When did llms.txt become standard?

llms.txt was proposed by Jeremy Howard (founder of fast.ai and answer.ai) in September 2024. Adoption picked up through Q4 2024 and Q1 2025 as sites like Anthropic's docs, Cloudflare, and various developer documentation platforms published their own llms.txt files. It's not a formal standard—there's no W3C or IETF spec behind it. As of April 2026, it's a widely recognized community convention with growing adoption, particularly among developer tools, SaaS documentation sites, and content publishers who depend on AI citation traffic. The llmstxt.org community site tracks the evolving conventions.

What's the alternative to llms.txt?

If you don't want to create an llms.txt file, your main alternatives for influencing LLM behavior are well-structured JSON-LD (Schema.org markup), clear HTML semantics with proper heading hierarchy, and a thorough sitemap.xml. Some sites also create dedicated "AI-friendly" summary pages or use meta tags aimed at AI crawlers. But none of these directly address the specific problem llms.txt solves: giving an LLM a single, concise, human-written overview of your entire site. In practice, we recommend llms.txt alongside these other approaches rather than choosing one over another.

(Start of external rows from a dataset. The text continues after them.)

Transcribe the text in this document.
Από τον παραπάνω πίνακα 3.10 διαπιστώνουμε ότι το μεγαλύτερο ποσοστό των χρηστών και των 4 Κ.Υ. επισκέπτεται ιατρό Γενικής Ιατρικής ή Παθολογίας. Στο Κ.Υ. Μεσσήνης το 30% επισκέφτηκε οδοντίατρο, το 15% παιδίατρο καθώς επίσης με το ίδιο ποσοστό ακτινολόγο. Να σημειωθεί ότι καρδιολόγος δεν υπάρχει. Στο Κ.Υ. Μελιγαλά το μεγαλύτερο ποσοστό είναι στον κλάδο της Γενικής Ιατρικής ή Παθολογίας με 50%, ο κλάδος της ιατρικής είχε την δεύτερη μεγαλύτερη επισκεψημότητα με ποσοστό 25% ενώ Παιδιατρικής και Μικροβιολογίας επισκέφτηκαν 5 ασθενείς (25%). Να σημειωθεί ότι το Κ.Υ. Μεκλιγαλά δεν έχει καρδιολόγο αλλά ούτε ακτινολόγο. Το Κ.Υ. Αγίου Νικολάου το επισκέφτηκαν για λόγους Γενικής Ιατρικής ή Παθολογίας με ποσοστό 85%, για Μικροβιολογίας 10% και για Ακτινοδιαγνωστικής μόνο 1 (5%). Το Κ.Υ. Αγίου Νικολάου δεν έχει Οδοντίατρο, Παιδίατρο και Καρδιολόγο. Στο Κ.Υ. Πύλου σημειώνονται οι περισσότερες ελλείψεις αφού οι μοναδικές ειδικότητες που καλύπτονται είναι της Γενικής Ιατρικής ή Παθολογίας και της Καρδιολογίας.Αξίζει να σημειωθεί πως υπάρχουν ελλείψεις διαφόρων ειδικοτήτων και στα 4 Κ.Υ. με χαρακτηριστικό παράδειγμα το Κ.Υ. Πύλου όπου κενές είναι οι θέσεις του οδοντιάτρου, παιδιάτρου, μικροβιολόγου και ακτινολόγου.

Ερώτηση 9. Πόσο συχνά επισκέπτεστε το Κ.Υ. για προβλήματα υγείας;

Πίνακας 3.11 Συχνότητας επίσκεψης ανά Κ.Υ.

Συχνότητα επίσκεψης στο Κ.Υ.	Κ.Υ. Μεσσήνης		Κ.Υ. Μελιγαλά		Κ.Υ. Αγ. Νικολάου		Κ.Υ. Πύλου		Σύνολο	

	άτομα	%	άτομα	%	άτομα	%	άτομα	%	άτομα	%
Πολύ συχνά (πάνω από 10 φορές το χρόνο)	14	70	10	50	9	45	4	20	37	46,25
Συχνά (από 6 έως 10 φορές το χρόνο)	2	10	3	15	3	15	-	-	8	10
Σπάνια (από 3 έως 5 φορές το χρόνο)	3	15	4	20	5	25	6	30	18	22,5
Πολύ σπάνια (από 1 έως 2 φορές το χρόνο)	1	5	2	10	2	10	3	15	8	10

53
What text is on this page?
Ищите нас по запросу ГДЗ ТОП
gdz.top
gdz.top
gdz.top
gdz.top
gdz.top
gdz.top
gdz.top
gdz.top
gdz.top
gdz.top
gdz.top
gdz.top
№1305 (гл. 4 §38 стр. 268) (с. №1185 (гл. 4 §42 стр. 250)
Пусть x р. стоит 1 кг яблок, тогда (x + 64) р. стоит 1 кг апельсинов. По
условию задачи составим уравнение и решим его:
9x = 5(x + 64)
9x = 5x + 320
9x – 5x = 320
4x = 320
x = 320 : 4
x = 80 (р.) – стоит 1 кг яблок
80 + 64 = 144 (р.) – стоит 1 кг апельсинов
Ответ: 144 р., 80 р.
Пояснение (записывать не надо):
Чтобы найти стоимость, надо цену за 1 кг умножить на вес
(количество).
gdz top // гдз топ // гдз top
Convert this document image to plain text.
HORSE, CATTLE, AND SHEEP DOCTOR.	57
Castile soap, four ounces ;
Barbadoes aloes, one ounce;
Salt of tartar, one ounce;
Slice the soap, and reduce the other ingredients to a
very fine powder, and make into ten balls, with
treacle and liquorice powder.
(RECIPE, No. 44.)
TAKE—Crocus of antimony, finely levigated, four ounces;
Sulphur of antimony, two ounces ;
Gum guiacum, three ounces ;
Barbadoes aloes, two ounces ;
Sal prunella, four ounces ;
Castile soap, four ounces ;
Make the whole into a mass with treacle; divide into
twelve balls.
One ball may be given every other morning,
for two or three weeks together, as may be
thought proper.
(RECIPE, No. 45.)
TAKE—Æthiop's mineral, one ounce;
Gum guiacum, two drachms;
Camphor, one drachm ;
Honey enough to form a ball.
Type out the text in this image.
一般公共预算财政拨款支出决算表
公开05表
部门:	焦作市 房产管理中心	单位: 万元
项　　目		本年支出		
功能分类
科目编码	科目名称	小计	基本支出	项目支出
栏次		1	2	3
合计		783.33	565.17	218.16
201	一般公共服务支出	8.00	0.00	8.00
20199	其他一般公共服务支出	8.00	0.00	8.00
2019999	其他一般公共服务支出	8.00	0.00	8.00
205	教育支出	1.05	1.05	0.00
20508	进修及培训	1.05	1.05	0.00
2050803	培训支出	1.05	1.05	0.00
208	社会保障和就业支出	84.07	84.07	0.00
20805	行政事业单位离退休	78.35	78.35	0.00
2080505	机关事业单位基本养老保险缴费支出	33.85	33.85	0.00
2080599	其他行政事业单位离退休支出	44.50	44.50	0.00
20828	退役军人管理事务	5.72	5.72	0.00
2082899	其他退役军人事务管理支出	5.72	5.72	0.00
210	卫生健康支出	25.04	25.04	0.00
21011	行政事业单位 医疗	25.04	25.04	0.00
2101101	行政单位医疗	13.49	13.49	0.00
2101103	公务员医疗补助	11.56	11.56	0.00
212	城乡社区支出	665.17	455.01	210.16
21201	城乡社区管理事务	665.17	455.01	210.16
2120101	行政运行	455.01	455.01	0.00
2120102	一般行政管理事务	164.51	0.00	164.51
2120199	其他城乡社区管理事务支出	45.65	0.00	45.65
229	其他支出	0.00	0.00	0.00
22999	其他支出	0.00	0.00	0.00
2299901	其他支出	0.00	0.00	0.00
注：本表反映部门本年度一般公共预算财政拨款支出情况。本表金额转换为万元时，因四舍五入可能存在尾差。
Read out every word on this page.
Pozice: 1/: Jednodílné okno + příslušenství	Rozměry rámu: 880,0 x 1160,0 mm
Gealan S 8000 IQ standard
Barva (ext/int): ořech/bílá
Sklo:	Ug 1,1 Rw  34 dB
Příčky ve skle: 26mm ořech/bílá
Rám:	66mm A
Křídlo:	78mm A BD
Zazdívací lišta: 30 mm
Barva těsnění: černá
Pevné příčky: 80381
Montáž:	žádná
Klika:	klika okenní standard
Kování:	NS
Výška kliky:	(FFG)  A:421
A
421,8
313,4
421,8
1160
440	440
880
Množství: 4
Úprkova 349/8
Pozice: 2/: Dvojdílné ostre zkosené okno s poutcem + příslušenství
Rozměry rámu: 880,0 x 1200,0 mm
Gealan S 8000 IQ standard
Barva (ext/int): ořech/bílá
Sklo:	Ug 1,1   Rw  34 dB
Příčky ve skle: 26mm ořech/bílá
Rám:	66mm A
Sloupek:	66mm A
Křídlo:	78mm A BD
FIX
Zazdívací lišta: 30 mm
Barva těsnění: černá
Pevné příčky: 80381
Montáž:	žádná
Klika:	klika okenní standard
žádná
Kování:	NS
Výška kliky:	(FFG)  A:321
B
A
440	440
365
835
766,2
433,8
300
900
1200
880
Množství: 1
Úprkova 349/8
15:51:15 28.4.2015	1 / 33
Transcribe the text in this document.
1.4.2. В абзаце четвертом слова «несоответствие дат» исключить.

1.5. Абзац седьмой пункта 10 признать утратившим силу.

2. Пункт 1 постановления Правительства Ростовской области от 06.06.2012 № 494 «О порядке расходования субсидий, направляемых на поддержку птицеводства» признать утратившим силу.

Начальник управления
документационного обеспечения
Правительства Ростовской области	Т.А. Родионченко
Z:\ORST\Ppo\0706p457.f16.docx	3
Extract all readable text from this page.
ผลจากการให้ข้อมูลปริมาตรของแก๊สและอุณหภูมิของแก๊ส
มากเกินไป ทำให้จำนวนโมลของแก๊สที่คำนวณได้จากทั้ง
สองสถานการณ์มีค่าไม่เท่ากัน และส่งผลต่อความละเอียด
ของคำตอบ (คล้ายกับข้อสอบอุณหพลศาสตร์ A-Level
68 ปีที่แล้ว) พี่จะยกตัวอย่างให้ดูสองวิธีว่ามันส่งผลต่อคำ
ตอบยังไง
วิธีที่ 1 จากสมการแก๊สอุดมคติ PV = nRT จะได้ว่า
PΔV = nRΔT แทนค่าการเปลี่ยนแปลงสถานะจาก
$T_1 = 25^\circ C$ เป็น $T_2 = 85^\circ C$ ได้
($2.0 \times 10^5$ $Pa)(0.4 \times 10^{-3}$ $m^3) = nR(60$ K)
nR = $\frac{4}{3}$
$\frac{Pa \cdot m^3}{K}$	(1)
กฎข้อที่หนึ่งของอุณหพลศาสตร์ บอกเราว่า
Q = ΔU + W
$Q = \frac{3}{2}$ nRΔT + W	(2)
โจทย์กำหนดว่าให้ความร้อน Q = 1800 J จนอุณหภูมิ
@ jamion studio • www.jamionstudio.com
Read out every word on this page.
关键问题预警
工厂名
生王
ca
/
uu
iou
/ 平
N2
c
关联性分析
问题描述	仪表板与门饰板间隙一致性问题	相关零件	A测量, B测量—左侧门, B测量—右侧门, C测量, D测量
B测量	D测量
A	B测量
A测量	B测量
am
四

Do AI models actually read llms.txt files?

It depends on the model and its retrieval pipeline. Perplexity has confirmed it checks for llms.txt when crawling sites. ChatGPT's browsing mode and other retrieval-augmented generation (RAG) systems may fetch it during their crawl process. There's no guarantee every LLM reads it—just like there's no guarantee every crawler respects robots.txt. But the file is cheap to create and maintain, and the signals we've seen from citation patterns suggest it's being picked up by the major AI answer engines. The worst case is a wasted 47-line text file sitting on your server. The best case is accurate brand representation across every AI-generated answer.